One, the greatest worldwide economic transformation through which people in every country have become richer is directly tied to post-WWII US aligned control of the world’s commons, the largest of which is found in the Pacific. A whopping 19% of world trade goes through the Asian-North American shipping route alone. The US and its allies have previously controlled most of the Pacific, from the Aleutian Islands down to the Macquarie Islands and from Busan to Los Angeles, in order to secure free trade.

Two, if war begins to brew between the USA and Mainland China, the Pacific may be a battleground. We need to continue to hold our island alliance chains as buffer zones and to cut off enemies from reaching their supply lines. 

More importantly, military control via these vast sea territories allows the US to intervene in any areas focused on shutting down American trade or harming US interests, providing the deterrence necessary to stop conflict in the first place.

This becomes especially important when US companies or interests become tied to the South China Sea, the East Indies or the Indian Ocean, which accounts for 60% of maritime trade and half the world’s population. The US Navy and allies can project strength from the Pacific and from their Indian Ocean ports to create a necessity for decreased tensions, improving American relations in a vast number of ocean regions.

Three, we should care about the people in Oceania.

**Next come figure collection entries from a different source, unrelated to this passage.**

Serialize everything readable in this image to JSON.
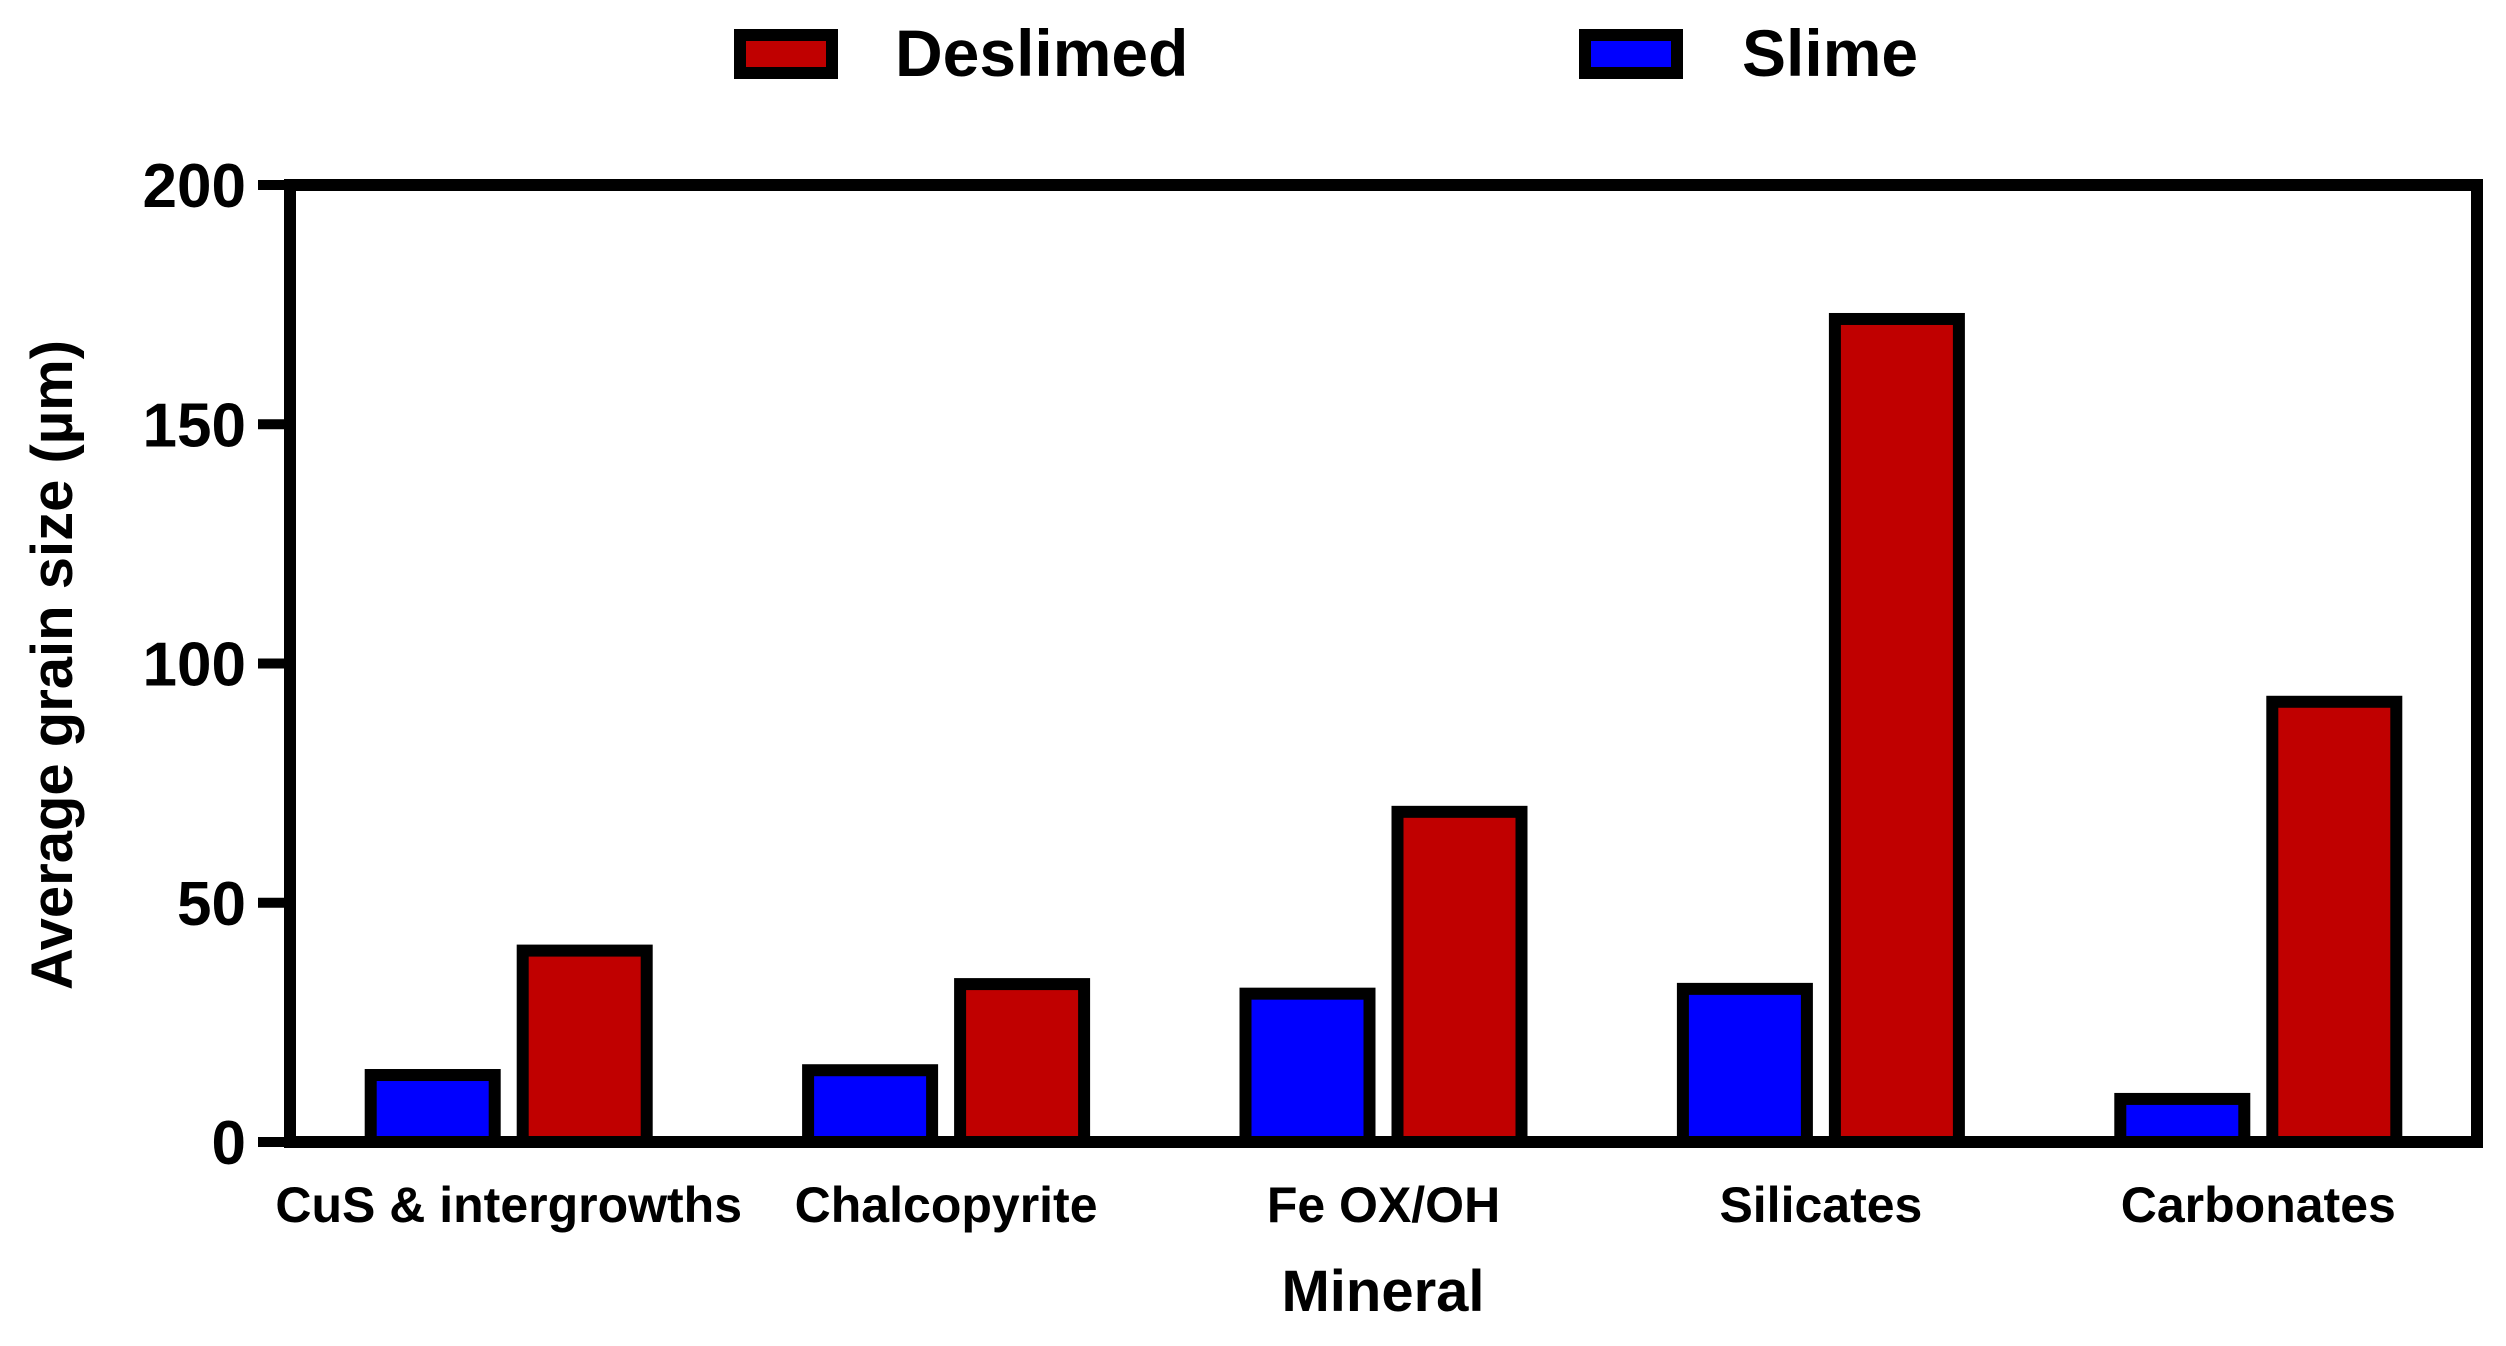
{
  "chart_data": {
    "type": "bar",
    "title": "",
    "xlabel": "Mineral",
    "ylabel": "Average grain size (µm)",
    "categories": [
      "CuS & intergrowths",
      "Chalcopyrite",
      "Fe OX/OH",
      "Silicates",
      "Carbonates"
    ],
    "series": [
      {
        "name": "Slime",
        "color": "#0000ff",
        "values": [
          14,
          15,
          31,
          32,
          9
        ]
      },
      {
        "name": "Deslimed",
        "color": "#c00000",
        "values": [
          40,
          33,
          69,
          172,
          92
        ]
      }
    ],
    "legend_order": [
      "Deslimed",
      "Slime"
    ],
    "legend_position": "top-center",
    "ylim": [
      0,
      200
    ],
    "yticks": [
      0,
      50,
      100,
      150,
      200
    ]
  }
}
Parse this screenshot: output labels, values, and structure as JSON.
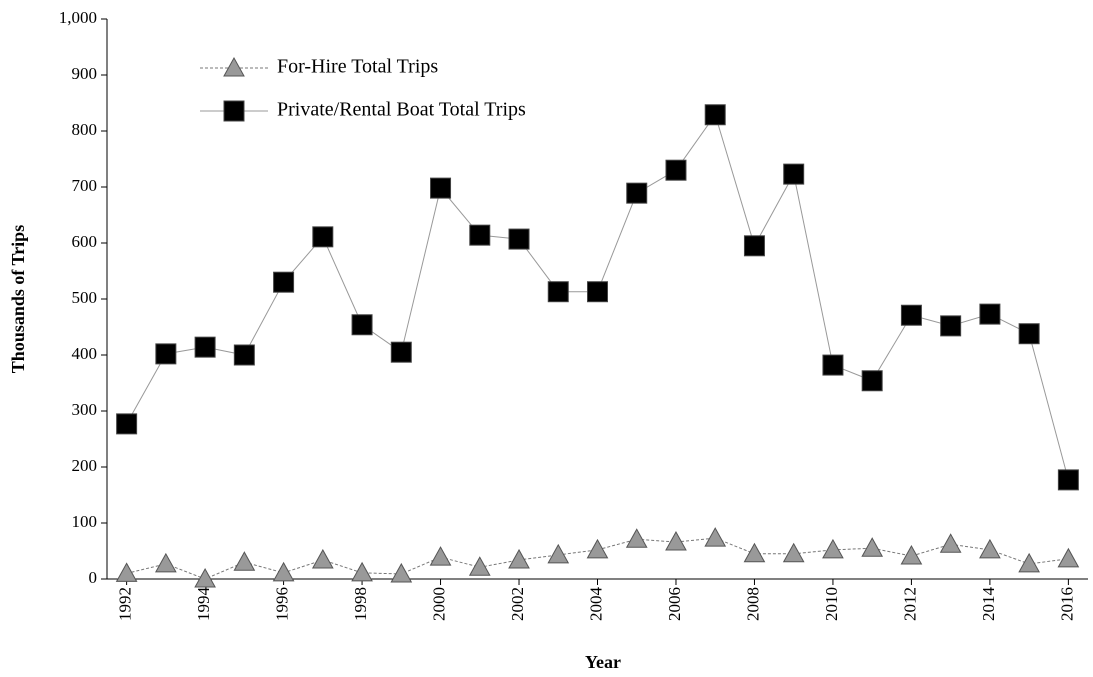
{
  "chart_data": {
    "type": "line",
    "x_label": "Year",
    "y_label": "Thousands of Trips",
    "x": [
      1992,
      1993,
      1994,
      1995,
      1996,
      1997,
      1998,
      1999,
      2000,
      2001,
      2002,
      2003,
      2004,
      2005,
      2006,
      2007,
      2008,
      2009,
      2010,
      2011,
      2012,
      2013,
      2014,
      2015,
      2016
    ],
    "series": [
      {
        "name": "For-Hire Total Trips",
        "color": "#999999",
        "line_color": "#777777",
        "marker": "triangle",
        "line_style": "dotted",
        "values": [
          10,
          27,
          0,
          30,
          11,
          34,
          11,
          9,
          39,
          21,
          34,
          43,
          52,
          71,
          66,
          73,
          45,
          45,
          52,
          55,
          41,
          62,
          52,
          27,
          36
        ]
      },
      {
        "name": "Private/Rental Boat Total Trips",
        "color": "#000000",
        "line_color": "#999999",
        "marker": "square",
        "line_style": "solid",
        "values": [
          277,
          402,
          414,
          400,
          530,
          611,
          454,
          405,
          698,
          614,
          607,
          513,
          513,
          689,
          730,
          829,
          595,
          723,
          382,
          354,
          471,
          452,
          473,
          438,
          177
        ]
      }
    ],
    "xlim": [
      1991.5,
      2016.5
    ],
    "xticks": [
      1992,
      1994,
      1996,
      1998,
      2000,
      2002,
      2004,
      2006,
      2008,
      2010,
      2012,
      2014,
      2016
    ],
    "ylim": [
      0,
      1000
    ],
    "yticks": [
      0,
      100,
      200,
      300,
      400,
      500,
      600,
      700,
      800,
      900,
      {
        "value": 1000,
        "label": "1,000"
      }
    ],
    "legend": "upper left"
  }
}
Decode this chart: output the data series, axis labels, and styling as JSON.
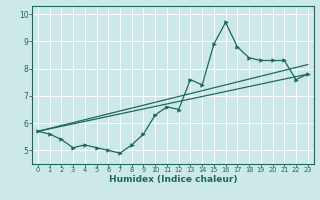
{
  "title": "",
  "xlabel": "Humidex (Indice chaleur)",
  "xlim": [
    -0.5,
    23.5
  ],
  "ylim": [
    4.5,
    10.3
  ],
  "xticks": [
    0,
    1,
    2,
    3,
    4,
    5,
    6,
    7,
    8,
    9,
    10,
    11,
    12,
    13,
    14,
    15,
    16,
    17,
    18,
    19,
    20,
    21,
    22,
    23
  ],
  "yticks": [
    5,
    6,
    7,
    8,
    9,
    10
  ],
  "bg_color": "#cce8e8",
  "line_color": "#1a6b5a",
  "grid_color": "#ffffff",
  "line1": {
    "x": [
      0,
      1,
      2,
      3,
      4,
      5,
      6,
      7,
      8,
      9,
      10,
      11,
      12,
      13,
      14,
      15,
      16,
      17,
      18,
      19,
      20,
      21,
      22,
      23
    ],
    "y": [
      5.7,
      5.6,
      5.4,
      5.1,
      5.2,
      5.1,
      5.0,
      4.9,
      5.2,
      5.6,
      6.3,
      6.6,
      6.5,
      7.6,
      7.4,
      8.9,
      9.7,
      8.8,
      8.4,
      8.3,
      8.3,
      8.3,
      7.6,
      7.8
    ]
  },
  "line2": {
    "x": [
      0,
      23
    ],
    "y": [
      5.7,
      7.8
    ]
  },
  "line3": {
    "x": [
      0,
      23
    ],
    "y": [
      5.7,
      8.15
    ]
  }
}
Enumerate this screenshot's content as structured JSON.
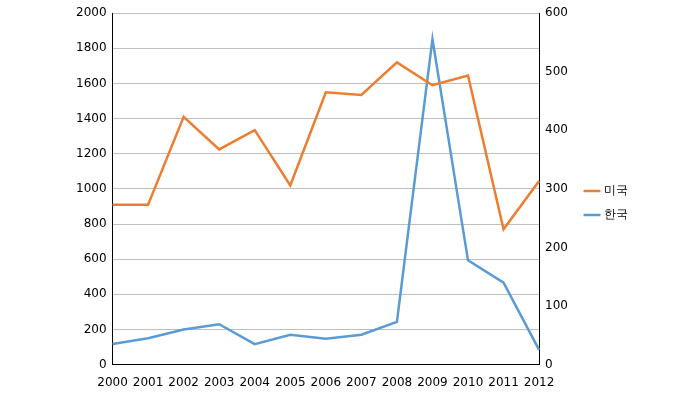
{
  "chart_data": {
    "type": "line",
    "categories": [
      "2000",
      "2001",
      "2002",
      "2003",
      "2004",
      "2005",
      "2006",
      "2007",
      "2008",
      "2009",
      "2010",
      "2011",
      "2012"
    ],
    "series": [
      {
        "name": "미국",
        "color": "#ED7D31",
        "marker": "none",
        "values": [
          910,
          910,
          1410,
          1225,
          1335,
          1020,
          1550,
          1535,
          1720,
          1590,
          1645,
          770,
          1045
        ]
      },
      {
        "name": "한국",
        "color": "#5B9BD5",
        "marker": "none",
        "axis": "y2",
        "values": [
          35,
          45,
          60,
          69,
          35,
          51,
          44,
          51,
          73,
          556,
          178,
          140,
          25
        ]
      }
    ],
    "ylim": [
      0,
      2000
    ],
    "yticks": [
      0,
      200,
      400,
      600,
      800,
      1000,
      1200,
      1400,
      1600,
      1800,
      2000
    ],
    "y2lim": [
      0,
      600
    ],
    "y2ticks": [
      0,
      100,
      200,
      300,
      400,
      500,
      600
    ],
    "grid": true,
    "legend": "right"
  }
}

Western democracy and religious freedom are centrally important to many of these people, and Mainland China poses a threat to both.

Relations with oceanic populations also allowed for massive political victories in the UN, assembling votes that helped give the US credibility for its foreign policy objectives. 

Yet, the importance of Oceania is often lost on the American voter. The Communist Party of China is banking on this ignorance to influence even more of the Pacific against the wishes of Oceanian citizens and against the would be wishes of Americans, if only they were better informed. 

The US needs to re-engage its citizens and its policies to place Oceania on a level playing field with Europe and the Americas. Americans need to realize that Oceania is the region that provides us the most national security capital for the least amount of funding. We have an obligation to protect Oceania, both for the sake of US national security and for the well-being of those living there.